Stephen D. Mull, formerly the U.S. Ambassador to Lithuania and now the Acting Assistant Secretary for Political Military Affairs at the State Department, testified last week at the House Foreign Affairs Subcommittee’s hearing on export control. Most of the testimony was a not very convincing effort to defend the long processing times for Technical Assistance Agreements at the State Department’s Directorate of Defense Trade Controls (“DDTC”). Mull repeatedly referred to the “complexities” of TAAs to justify these processing times.

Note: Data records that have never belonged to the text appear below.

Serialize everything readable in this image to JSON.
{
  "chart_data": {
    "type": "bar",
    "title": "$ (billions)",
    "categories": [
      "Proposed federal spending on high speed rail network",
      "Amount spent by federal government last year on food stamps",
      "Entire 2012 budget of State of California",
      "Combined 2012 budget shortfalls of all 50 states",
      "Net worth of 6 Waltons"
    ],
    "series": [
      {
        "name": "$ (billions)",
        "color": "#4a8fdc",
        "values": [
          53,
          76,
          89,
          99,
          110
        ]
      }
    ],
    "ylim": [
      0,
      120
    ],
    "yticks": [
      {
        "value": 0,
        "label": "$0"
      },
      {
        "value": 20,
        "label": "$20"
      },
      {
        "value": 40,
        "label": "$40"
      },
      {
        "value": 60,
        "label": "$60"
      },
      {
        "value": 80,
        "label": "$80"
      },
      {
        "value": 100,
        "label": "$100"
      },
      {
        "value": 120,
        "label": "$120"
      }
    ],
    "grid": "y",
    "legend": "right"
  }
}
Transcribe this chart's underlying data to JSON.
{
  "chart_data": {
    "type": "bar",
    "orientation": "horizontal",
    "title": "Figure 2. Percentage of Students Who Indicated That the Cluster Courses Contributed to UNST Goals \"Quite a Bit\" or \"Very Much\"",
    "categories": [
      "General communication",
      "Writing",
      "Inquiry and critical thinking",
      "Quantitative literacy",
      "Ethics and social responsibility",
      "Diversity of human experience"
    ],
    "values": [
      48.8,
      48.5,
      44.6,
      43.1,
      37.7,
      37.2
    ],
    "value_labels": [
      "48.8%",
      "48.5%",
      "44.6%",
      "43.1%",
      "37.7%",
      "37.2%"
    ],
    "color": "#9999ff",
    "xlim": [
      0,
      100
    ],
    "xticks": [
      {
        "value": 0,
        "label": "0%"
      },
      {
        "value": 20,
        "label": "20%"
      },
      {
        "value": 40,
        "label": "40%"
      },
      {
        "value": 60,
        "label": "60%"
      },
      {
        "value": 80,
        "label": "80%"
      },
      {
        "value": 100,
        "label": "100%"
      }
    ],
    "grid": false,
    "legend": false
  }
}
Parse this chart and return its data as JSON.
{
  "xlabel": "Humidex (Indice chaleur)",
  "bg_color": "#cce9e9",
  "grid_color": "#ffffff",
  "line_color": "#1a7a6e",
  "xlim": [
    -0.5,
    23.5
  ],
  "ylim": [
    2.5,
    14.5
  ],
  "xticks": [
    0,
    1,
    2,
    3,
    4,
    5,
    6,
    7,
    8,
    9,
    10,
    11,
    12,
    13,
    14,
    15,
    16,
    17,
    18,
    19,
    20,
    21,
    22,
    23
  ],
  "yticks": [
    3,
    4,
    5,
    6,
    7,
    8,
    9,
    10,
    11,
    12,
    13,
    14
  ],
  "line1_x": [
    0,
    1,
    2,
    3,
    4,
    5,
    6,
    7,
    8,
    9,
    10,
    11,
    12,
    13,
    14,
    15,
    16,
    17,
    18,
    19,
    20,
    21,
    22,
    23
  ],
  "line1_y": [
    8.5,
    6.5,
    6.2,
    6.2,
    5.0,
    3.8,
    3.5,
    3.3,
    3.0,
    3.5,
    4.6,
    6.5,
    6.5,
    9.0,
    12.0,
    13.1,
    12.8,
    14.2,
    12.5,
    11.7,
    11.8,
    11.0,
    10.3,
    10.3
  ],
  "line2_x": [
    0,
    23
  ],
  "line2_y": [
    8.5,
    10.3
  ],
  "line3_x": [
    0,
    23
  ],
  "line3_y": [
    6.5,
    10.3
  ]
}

Another part of his testimony, however, suggested a possible change in procedures relating to employment by defense contractors of foreign nationals from NATO, E.U and the “plus three” countries (i.e. Japan, Australia and New Zealand):
We are set to initiate a policy change that will permit employees of foreign companies who are nationals from NATO or EU countries, Japan, Australia and New Zealand to be considered authorized under an approved license or TAA. This will alleviate the need for companies to seek non-disclosure agreements for such nationals and recognizes the low risk to of transferring technologies to nationals of these countries under an approved license or TAA.
A welcome change to be sure, but if there is such a low risk of transferring non-classified defense technologies to such nationals, why not eliminate the requirement for a DSP-5 license application for them as well?